Jahrzehntelang stritten Friedrich August von Hayek und John Maynard Keynes über den Konflikt zwischen Staat und Markt. Diesmal: Braucht Deutschland die Olympischen Spiele?

Hayek und Keynes © Jindrich Novotny
Streithähne: Friedrich August von Hayek (l.) und John Maynard Keynes

Sehr geehrter Herr Keynes,
mit Unbehagen musste ich jüngst den Enthusiasmus der Deutschen über Hamburgs Olympiabewerbung beobachten. Diese armen Tröpfe! Ihnen ist nicht klar, dass die Politik hier nur wieder eine neue Geldverbrennungsmaschine errichtet.

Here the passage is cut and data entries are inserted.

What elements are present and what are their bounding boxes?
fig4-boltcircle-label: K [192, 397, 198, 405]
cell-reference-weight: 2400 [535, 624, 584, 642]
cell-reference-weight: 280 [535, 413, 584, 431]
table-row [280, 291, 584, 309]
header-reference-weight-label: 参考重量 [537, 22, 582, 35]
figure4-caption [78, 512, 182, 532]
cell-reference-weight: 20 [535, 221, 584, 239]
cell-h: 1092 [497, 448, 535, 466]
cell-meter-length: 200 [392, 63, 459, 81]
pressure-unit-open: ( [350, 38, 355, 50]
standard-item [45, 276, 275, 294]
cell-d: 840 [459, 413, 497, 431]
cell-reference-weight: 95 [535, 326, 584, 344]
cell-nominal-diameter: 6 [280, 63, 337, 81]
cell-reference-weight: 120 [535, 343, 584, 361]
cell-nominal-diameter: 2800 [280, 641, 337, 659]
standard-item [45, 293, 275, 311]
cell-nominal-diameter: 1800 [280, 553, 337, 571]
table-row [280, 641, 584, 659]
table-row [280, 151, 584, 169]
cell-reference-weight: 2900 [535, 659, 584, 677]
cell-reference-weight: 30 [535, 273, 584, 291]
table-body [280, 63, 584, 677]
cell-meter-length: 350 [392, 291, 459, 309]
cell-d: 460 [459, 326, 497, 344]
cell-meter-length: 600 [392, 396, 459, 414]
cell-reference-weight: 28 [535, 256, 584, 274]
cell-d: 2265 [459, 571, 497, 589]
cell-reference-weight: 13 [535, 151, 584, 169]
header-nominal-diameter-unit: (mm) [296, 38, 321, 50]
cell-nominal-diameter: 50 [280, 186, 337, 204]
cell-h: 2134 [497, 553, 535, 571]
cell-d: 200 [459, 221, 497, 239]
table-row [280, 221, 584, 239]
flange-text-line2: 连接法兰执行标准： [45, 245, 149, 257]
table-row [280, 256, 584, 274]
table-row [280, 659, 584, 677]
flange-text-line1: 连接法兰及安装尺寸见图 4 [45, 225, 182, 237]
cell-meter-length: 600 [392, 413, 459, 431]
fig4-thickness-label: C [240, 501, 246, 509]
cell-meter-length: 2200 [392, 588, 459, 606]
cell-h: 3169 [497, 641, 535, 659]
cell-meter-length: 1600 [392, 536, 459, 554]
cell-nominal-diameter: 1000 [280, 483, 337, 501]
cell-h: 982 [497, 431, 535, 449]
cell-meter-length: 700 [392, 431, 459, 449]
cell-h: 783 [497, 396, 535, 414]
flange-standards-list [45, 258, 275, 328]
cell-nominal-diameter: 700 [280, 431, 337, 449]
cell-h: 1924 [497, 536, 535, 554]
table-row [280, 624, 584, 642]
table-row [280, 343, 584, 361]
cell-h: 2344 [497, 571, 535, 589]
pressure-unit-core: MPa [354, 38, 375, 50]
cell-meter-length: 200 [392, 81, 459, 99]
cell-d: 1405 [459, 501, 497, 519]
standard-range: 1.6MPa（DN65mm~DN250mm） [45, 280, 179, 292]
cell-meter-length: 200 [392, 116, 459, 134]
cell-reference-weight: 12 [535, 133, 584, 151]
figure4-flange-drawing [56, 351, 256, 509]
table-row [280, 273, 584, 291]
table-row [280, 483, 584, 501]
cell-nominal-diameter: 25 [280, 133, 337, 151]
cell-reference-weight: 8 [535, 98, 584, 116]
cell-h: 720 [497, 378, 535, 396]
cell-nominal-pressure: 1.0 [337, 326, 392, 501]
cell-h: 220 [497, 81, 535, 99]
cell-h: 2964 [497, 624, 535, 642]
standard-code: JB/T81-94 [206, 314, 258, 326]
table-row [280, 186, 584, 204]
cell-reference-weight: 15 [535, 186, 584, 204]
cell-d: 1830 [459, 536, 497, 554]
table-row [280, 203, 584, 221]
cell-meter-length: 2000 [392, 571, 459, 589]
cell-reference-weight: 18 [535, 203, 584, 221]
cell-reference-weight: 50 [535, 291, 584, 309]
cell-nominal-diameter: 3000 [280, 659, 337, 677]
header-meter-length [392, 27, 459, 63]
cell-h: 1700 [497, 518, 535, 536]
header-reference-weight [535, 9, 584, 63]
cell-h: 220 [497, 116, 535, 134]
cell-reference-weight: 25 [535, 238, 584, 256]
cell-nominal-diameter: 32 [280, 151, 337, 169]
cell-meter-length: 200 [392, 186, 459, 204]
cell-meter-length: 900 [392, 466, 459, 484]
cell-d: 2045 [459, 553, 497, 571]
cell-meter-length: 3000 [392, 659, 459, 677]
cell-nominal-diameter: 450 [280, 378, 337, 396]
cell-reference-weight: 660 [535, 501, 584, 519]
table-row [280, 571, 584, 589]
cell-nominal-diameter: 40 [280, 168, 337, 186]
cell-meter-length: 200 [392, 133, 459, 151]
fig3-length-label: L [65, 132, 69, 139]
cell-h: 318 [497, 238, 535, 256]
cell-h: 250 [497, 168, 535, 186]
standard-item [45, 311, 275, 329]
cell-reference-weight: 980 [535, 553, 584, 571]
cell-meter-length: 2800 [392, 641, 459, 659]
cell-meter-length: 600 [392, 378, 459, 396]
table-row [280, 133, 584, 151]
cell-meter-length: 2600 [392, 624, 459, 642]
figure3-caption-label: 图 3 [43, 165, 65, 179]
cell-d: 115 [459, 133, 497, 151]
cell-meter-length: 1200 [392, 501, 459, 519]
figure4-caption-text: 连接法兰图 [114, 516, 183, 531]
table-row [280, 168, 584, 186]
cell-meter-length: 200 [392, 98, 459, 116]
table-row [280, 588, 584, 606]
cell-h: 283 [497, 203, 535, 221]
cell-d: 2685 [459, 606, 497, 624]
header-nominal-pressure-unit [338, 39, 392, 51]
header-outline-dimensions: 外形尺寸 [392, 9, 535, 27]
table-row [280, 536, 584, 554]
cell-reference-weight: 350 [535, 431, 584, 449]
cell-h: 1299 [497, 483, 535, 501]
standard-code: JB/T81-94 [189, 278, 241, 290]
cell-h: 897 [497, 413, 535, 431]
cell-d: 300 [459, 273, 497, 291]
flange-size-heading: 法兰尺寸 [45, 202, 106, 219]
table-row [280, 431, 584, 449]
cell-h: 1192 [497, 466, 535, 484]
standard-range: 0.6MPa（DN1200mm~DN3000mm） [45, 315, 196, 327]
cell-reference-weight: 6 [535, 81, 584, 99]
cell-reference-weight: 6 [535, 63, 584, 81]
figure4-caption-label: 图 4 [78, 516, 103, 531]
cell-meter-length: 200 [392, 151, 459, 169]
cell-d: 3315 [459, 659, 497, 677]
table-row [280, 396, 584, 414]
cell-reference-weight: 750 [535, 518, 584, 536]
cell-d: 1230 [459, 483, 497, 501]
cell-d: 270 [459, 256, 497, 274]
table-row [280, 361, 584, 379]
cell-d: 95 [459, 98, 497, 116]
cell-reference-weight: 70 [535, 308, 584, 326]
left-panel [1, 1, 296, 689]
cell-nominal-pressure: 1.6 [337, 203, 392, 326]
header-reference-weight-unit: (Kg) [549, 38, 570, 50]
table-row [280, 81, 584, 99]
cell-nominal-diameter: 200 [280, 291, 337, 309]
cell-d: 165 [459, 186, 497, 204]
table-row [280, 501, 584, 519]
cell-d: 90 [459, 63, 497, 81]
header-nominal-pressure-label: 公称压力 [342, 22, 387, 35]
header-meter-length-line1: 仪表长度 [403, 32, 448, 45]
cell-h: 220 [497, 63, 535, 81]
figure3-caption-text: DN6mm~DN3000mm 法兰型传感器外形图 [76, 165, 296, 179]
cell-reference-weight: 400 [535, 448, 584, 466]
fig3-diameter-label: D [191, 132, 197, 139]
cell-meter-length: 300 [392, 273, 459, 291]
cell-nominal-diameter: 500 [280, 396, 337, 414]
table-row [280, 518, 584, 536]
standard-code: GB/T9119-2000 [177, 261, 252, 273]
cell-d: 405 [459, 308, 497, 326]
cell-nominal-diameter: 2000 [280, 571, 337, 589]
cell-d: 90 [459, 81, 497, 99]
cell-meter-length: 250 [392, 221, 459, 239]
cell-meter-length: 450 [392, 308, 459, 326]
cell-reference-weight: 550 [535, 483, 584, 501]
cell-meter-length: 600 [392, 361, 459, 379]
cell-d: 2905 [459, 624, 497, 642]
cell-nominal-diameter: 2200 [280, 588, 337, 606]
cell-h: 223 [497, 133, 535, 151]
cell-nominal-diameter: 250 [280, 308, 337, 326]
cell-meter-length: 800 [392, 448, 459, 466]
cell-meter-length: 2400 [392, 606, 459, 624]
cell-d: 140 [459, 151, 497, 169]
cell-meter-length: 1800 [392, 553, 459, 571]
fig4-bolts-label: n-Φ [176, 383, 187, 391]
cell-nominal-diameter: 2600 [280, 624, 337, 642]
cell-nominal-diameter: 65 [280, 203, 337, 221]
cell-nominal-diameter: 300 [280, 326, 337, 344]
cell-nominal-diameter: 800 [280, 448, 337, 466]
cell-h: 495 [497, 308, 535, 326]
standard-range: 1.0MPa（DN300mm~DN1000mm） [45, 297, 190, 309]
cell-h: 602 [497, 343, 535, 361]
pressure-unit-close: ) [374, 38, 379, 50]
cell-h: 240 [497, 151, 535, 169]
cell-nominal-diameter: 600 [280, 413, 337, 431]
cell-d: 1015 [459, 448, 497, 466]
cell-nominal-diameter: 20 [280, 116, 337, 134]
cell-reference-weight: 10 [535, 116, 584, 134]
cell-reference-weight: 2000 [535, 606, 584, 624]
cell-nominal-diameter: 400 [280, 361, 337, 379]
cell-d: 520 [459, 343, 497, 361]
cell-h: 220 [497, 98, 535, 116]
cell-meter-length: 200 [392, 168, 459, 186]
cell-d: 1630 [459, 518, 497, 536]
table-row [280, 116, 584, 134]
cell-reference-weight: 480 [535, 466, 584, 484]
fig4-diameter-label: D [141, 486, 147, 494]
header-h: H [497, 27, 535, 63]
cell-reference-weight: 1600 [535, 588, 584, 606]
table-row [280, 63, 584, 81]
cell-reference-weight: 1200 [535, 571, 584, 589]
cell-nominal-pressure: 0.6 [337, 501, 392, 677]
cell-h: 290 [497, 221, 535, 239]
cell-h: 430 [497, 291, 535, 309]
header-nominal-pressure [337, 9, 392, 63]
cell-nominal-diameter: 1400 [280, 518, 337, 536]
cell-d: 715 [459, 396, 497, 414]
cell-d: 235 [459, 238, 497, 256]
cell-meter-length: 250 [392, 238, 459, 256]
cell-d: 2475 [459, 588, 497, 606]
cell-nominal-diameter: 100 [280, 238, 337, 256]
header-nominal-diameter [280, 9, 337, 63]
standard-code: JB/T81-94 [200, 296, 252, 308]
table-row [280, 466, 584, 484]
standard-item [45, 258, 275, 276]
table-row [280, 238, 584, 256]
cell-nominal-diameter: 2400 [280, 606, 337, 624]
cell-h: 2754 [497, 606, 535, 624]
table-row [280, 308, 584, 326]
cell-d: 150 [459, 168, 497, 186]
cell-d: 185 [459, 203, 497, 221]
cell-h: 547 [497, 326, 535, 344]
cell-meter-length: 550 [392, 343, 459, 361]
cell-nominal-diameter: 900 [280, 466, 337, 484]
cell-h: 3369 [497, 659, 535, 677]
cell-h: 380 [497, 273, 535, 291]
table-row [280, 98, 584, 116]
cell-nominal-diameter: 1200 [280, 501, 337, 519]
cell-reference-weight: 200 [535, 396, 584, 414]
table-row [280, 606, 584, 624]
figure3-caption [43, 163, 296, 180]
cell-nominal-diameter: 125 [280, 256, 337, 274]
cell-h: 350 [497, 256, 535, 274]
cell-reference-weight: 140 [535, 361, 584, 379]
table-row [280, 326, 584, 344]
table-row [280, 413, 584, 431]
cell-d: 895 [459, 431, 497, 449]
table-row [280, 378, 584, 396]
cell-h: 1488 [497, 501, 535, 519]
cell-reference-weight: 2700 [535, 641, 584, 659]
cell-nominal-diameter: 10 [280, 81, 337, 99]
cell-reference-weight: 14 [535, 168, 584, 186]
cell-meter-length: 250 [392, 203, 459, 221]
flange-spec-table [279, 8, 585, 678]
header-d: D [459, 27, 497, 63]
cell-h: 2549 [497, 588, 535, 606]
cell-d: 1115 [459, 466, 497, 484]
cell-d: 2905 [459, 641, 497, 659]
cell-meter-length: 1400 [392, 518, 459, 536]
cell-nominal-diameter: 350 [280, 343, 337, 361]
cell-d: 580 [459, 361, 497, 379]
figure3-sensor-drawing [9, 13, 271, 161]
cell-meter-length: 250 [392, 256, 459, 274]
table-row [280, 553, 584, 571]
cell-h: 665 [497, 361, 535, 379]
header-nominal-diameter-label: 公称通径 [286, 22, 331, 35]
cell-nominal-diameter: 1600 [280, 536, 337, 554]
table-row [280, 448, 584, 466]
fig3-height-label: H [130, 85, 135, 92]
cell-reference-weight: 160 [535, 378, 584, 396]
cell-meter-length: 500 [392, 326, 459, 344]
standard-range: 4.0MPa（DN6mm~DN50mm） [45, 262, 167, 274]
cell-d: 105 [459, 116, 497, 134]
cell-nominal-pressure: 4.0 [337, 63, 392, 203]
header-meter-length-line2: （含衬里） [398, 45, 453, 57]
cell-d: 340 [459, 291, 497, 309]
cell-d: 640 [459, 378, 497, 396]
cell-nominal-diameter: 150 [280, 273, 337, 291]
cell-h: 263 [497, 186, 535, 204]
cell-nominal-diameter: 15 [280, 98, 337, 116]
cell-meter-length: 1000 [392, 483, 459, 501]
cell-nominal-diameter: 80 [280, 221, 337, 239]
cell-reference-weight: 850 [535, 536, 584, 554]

Übrig bleiben am Ende nur ungenutzte Straßen und Stadien. In diesem Fall geben Sie mir wohl ausnahmsweise recht?
Ihr F. A. Hayek

Werter Herr Hayek,
dass Sie als Denker kein Sportfan sind, war mir klar. Aber den wirtschaftlichen Nutzen solcher Spiele können Sie doch nicht leugnen, egal wie viele Löcher man für Stadien aushebt. Investitionen kann Hamburg leider ebenso gebrauchen wie manche Schwellenländer. Schließlich sorgen Ihre Anhänger in der deutschen Regierung dafür, dass der Staat nichts mehr investiert. Da ist ein kleiner Stubser durch eine Sportveranstaltung hilfreich. Herzlichst,
Ihr John Maynard Keynes

Capital 05/2015
Die neue Capital

Sehr geehrter Herr Keynes,
mit Verlaub: kleiner Stubser? Wir reden im Falle Hamburgs von über 2 Mrd. Euro! Ein besseres Symbol für den Irrsinn politischer Prestigesucht als Olympische Spiele gibt es nicht. Vielleicht sollte man das Ganze keynesianische Spiele nennen.
Ihr F. A. Hayek

Lieber Herr Hayek,
warum nicht? Schon in meiner „Allgemeinen Theorie“ schrieb ich, man solle große Paläste, Kathedralen und Pyramiden bauen. Diese Investitionen sind nie schädlich, weil sie andere nicht verdrängen. Und schaffen nebenbei Arbeitsplätze!
Ihr JMK

Sehr geehrter Herr Keynes,
Ihre Arbeitsplätze sind ein Trugschluss! Das Wachstum erhöht sich nach solchen Veranstaltungen kaum. Das zeigen zahlreiche Studien.
Ihr F. A. Hayek

Ach Hayek,
es entbehrt nicht einer gewissen Ironie, dass ausgerechnet ich Sie auf langfristige Effekte hinweisen muss. Auch dazu gibt es Studien: Der olympische Effekt stellt sich erst ein, wenn Sie die Sache auf Jahre hinaus betrachten. Nehmen Sie München. Oder Barcelona! Die Spiele 1992 führten zu besserem Image, mehr Investoren und doppelt so vielen Touristen.
Muchos saludos, John M.

Verehrter Herr Keynes,
es mag solche Zufallstreffer geben. Doch generell scheint mir die Chance höher, dass die Politiker einfach Geld verschwenden. Sie vergessen nämlich den olympischen Effekt auf den Haushalt: Montreal leidet bis heute an den Folgen von den Spielen 1976, die man sich gar nicht leisten konnte. Jahrzehntelang mussten dort Schulden abbezahlt werden. Und ein an-deres Beispiel ist brandaktuell. Oder haben Sie etwa vergessen, wo 2004 die Spiele stattfanden? Ich helfe den ausgegrabenen Löchern in Ihrem Gedächtnis gerne auf den Sprung: Das war in Athen!